Bathsheba at Her Bath / Holy Family with Angels
Bathsheba at Her Bath — Rembrandt, 1654, Louvre
Rembrandt van Rijn, Public domain, via Wikimedia Commons
The Louvre holds two major Rembrandt paintings with biblical themes from different periods of his career. Bathsheba at Her Bath (1654) is considered among Rembrandt's greatest achievements: a life-size nude figure of Bathsheba reading David's letter, her body painted from his companion Hendrickje Stoffels, her expression combining the knowledge of what the letter demands (she will be summoned to the king) with a complex mixture of desire, resignation, and melancholy. The Holy Family with Angels (1645) shows the Virgin nursing the Christ Child in a domestic Dutch interior while Joseph works as a carpenter and angels descend from above — the sacred made intimate and domestic in Rembrandt's characteristic way.

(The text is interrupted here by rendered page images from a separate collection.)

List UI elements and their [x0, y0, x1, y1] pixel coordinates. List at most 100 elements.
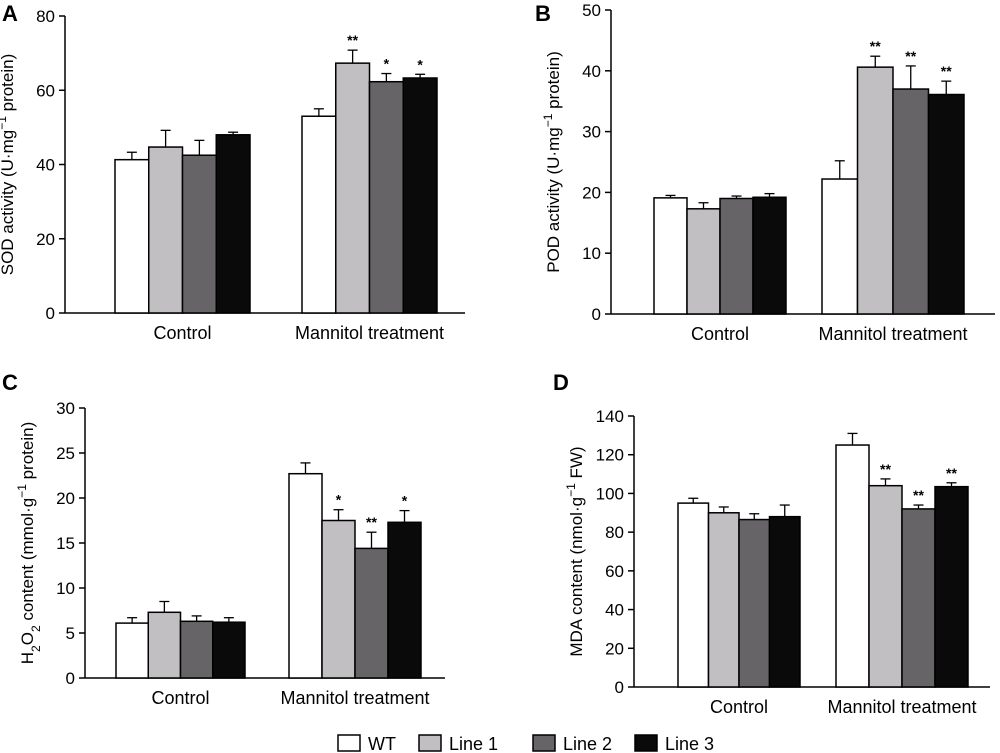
bar	[653, 197, 688, 315]
bar	[821, 178, 859, 315]
significance-marker: *	[384, 56, 390, 72]
legend-swatch	[634, 734, 658, 752]
y-axis-title-part: POD activity (U·mg	[544, 127, 563, 272]
significance-marker: *	[417, 56, 423, 72]
y-axis-title-part: SOD activity (U·mg	[0, 130, 17, 275]
y-axis-title-part: −1	[15, 484, 29, 498]
y-tick-label: 5	[66, 624, 75, 643]
category-label: Control	[710, 697, 768, 717]
bar	[335, 62, 371, 314]
legend-swatch	[337, 734, 361, 752]
category-label: Mannitol treatment	[827, 697, 976, 717]
y-axis-title-part: 2	[29, 625, 43, 632]
significance-marker: **	[366, 514, 377, 530]
significance-marker: **	[870, 38, 881, 54]
y-tick-label: 20	[582, 183, 601, 202]
y-tick-label: 0	[66, 669, 75, 688]
y-axis-title: MDA content (nmol·g−1 FW)	[564, 446, 586, 656]
bar	[934, 485, 969, 688]
panel-d: D 0 20 40 60 80 100 120 140 MDA content (nmol·g−…	[553, 370, 990, 717]
significance-marker: **	[946, 465, 957, 481]
significance-marker: *	[336, 492, 342, 508]
y-tick-label: 20	[605, 639, 624, 658]
significance-marker: **	[880, 461, 891, 477]
bar	[835, 444, 870, 688]
category-label: Control	[151, 688, 209, 708]
y-tick-label: 0	[615, 678, 624, 697]
y-axis-title-part: −1	[541, 113, 555, 127]
y-tick-label: 100	[596, 484, 624, 503]
legend-label: Line 1	[449, 734, 498, 753]
y-tick-label: 80	[36, 7, 55, 26]
panel-a: A 0 20 40 60 80 SOD activity (U·mg−1 protein)…	[0, 1, 465, 343]
y-axis-title: POD activity (U·mg−1 protein)	[541, 51, 563, 273]
category-label: Mannitol treatment	[818, 324, 967, 344]
significance-marker: **	[905, 48, 916, 64]
y-axis-title-part: −1	[0, 116, 9, 130]
y-tick-label: 80	[605, 523, 624, 542]
y-tick-label: 20	[36, 230, 55, 249]
significance-marker: **	[941, 63, 952, 79]
y-tick-label: 10	[582, 244, 601, 263]
y-tick-label: 20	[56, 489, 75, 508]
y-tick-label: 10	[56, 579, 75, 598]
category-label: Control	[153, 323, 211, 343]
y-axis-title-part: O	[18, 632, 37, 645]
significance-marker: **	[347, 32, 358, 48]
bar	[215, 134, 251, 314]
panel-c: C 0 5 10 15 20 25 30 H2O2 content (mmol·g−1 pro…	[2, 370, 445, 708]
bar	[147, 611, 182, 679]
bar	[148, 146, 184, 314]
legend-swatch	[418, 734, 442, 752]
category-label: Mannitol treatment	[295, 323, 444, 343]
panel-b: B 0 10 20 30 40 50 POD activity (U·mg−1 protei…	[535, 1, 995, 344]
panel-label-b: B	[535, 1, 551, 26]
significance-marker: **	[913, 487, 924, 503]
bar	[212, 621, 246, 679]
significance-marker: *	[402, 493, 408, 509]
bar	[719, 197, 754, 315]
y-axis-title-part: protein)	[18, 422, 37, 484]
y-axis-title: SOD activity (U·mg−1 protein)	[0, 54, 17, 276]
legend-label: Line 2	[563, 734, 612, 753]
bar	[707, 512, 740, 688]
y-axis-title-part: FW)	[567, 446, 586, 483]
bar	[115, 622, 149, 679]
y-axis-title-part: MDA content (nmol·g	[567, 497, 586, 657]
bar	[301, 115, 337, 314]
y-tick-label: 30	[56, 399, 75, 418]
y-tick-label: 0	[592, 305, 601, 324]
y-tick-label: 15	[56, 534, 75, 553]
y-axis-title-part: −1	[564, 483, 578, 497]
y-tick-label: 120	[596, 446, 624, 465]
bar	[892, 88, 930, 315]
bar	[752, 196, 787, 315]
bar	[686, 208, 721, 315]
bar	[387, 521, 422, 679]
bar	[856, 66, 894, 315]
category-label: Control	[691, 324, 749, 344]
bar	[901, 508, 936, 688]
panel-label-c: C	[2, 370, 18, 395]
bar	[288, 472, 323, 679]
y-axis-title-part: protein)	[544, 51, 563, 113]
y-tick-label: 140	[596, 407, 624, 426]
y-tick-label: 40	[36, 156, 55, 175]
bar	[368, 80, 404, 314]
y-tick-label: 40	[582, 62, 601, 81]
y-axis-title-part: content (mmol·g	[18, 498, 37, 626]
legend-label: Line 3	[665, 734, 714, 753]
bar	[181, 154, 217, 314]
bar	[868, 484, 903, 688]
bar	[738, 518, 771, 688]
y-tick-label: 60	[36, 81, 55, 100]
y-axis-title-part: protein)	[0, 54, 17, 116]
bar	[321, 519, 356, 679]
bar	[114, 158, 150, 314]
category-label: Mannitol treatment	[280, 688, 429, 708]
bar	[677, 502, 710, 688]
y-tick-label: 60	[605, 562, 624, 581]
y-axis-title: H2O2 content (mmol·g−1 protein)	[15, 422, 43, 665]
y-tick-label: 25	[56, 444, 75, 463]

Bathsheba at Her Bath (1654) was painted at the height of Rembrandt's mature powers, when his handling of paint had become maximally free — the impasto of Bathsheba's skin and drapery is extraordinarily varied in its texture and thickness. The model for Bathsheba was Hendrickje Stoffels, who was then living with Rembrandt and was pregnant with his child; Rembrandt's contemporaries knew this, and the painting's emotional intensity is inseparable from this biographical context. The Holy Family with Angels (1645) was painted at the happiest period of Rembrandt's life — before the death of his wife Saskia and the beginning of his financial difficulties.

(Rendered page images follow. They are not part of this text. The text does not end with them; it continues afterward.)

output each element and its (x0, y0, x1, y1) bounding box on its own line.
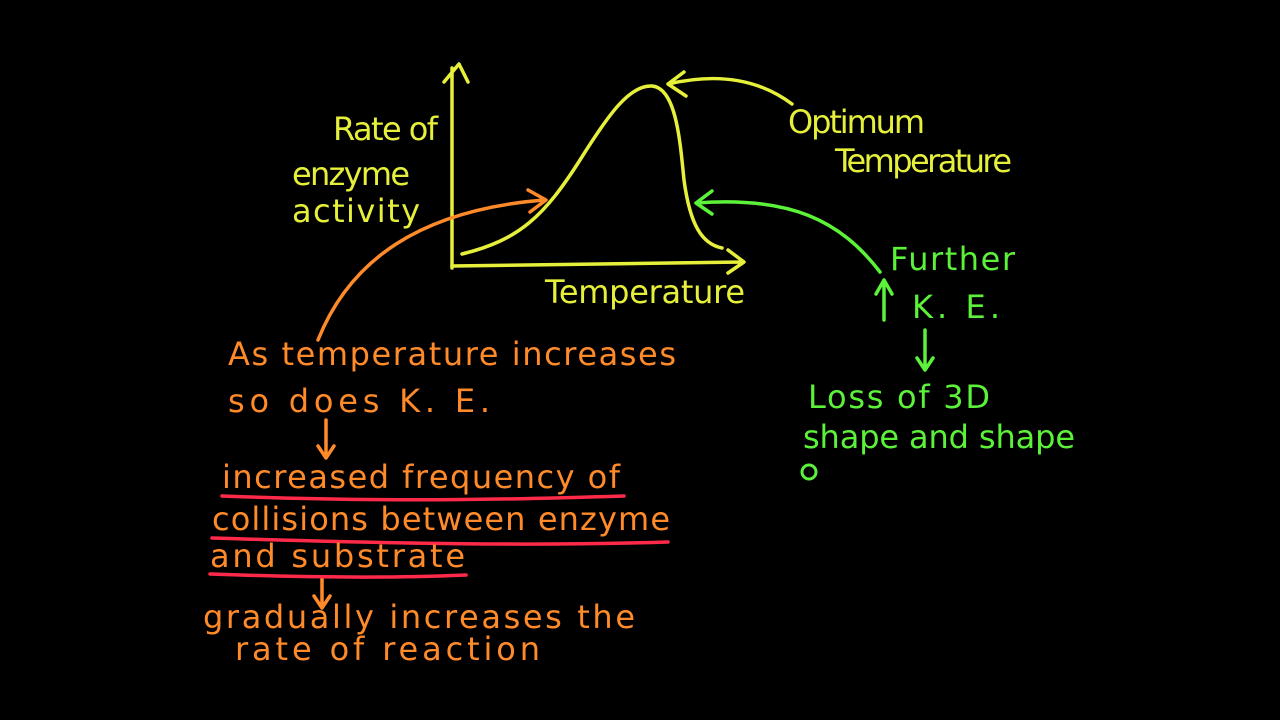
underline (220, 494, 626, 502)
annotation: Temperature (834, 142, 1012, 180)
annotation: and substrate (210, 537, 465, 575)
annotation: shape and shape (803, 418, 1075, 456)
y-axis (442, 62, 470, 270)
down-arrow (316, 418, 336, 460)
x-axis (450, 248, 746, 275)
underline (208, 572, 468, 579)
up-arrow (874, 278, 894, 322)
rising-arrow (316, 188, 548, 342)
annotation: K. E. (912, 288, 1000, 326)
annotation: Loss of 3D (808, 378, 990, 416)
y-axis-label: activity (292, 192, 420, 230)
annotation: Further (890, 240, 1016, 278)
annotation: Optimum (788, 103, 925, 141)
optimum-arrow (666, 70, 794, 106)
x-axis-label: Temperature (544, 273, 745, 311)
annotation: rate of reaction (235, 630, 540, 668)
down-arrow (915, 328, 935, 372)
y-axis-label: enzyme (292, 155, 410, 193)
annotation: As temperature increases (228, 335, 676, 373)
down-arrow (312, 576, 332, 610)
underline (210, 536, 670, 546)
annotation: increased frequency of (222, 458, 621, 496)
pen-mark (800, 463, 818, 481)
annotation: collisions between enzyme (212, 500, 670, 538)
activity-curve (460, 84, 724, 256)
high-temp-arrow (694, 189, 882, 274)
y-axis-label: Rate of (333, 110, 439, 148)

In Bathsheba at Her Bath, the letter is the key element: Bathsheba holds it open, having read it, and the expression on her face (Hendrickje's face) is the painting's entire psychological content — the face of a woman who knows what will happen and is not in a position to refuse. The servant washing her feet is unaware of the letter's content. In the Holy Family with Angels, the angels descending from the upper right break through the domestic normality of a Dutch carpenter's workshop — the sacred interruption of the ordinary, characteristic of Rembrandt's theological imagination.

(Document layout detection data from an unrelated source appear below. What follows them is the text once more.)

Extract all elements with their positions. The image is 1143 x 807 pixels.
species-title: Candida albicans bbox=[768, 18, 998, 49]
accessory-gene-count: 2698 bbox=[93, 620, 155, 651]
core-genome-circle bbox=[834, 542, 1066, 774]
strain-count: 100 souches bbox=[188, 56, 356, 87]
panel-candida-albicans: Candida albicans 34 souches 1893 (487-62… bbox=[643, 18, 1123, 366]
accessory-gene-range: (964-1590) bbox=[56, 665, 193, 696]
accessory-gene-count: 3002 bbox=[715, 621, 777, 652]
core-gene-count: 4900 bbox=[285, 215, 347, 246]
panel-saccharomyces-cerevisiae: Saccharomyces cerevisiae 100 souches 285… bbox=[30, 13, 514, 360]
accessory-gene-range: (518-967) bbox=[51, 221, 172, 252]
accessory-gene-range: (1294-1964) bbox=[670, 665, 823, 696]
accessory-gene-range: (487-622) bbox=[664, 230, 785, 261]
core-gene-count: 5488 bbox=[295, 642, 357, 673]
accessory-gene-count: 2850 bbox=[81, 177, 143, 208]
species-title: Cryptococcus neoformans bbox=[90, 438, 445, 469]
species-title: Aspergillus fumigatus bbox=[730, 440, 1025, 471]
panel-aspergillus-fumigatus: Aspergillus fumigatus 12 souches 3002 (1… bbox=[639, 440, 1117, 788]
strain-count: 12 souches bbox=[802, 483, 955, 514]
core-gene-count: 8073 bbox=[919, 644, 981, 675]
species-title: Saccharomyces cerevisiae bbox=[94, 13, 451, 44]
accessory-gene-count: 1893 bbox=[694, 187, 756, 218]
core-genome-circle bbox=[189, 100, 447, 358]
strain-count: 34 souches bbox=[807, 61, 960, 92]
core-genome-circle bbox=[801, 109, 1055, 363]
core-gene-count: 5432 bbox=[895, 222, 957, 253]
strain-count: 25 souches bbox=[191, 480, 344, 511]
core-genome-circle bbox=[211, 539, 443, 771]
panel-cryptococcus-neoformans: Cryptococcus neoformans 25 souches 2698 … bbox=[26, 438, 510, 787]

When standing before this work, look carefully: Bathsheba at Her Bath — Rembrandt, 1654, Louvre. Give it time — what seems decorative often carries the central meaning.
When standing before this work, look carefully: Bathsheba's face reading the letter — psychological depth. Give it time — what seems decorative often carries the central meaning.
When standing before this work, look carefully: Holy Family with Angels — Rembrandt, 1645, Louvre. Give it time — what seems decorative often carries the central meaning.
When standing before this work, look carefully: Angels descending into the domestic interior. Give it time — what seems decorative often carries the central meaning.
Musée du Louvre, Richelieu Wing, Room 844 (Rembrandt). Open Wednesday-Monday 9:00-18:00. Admission fee applies.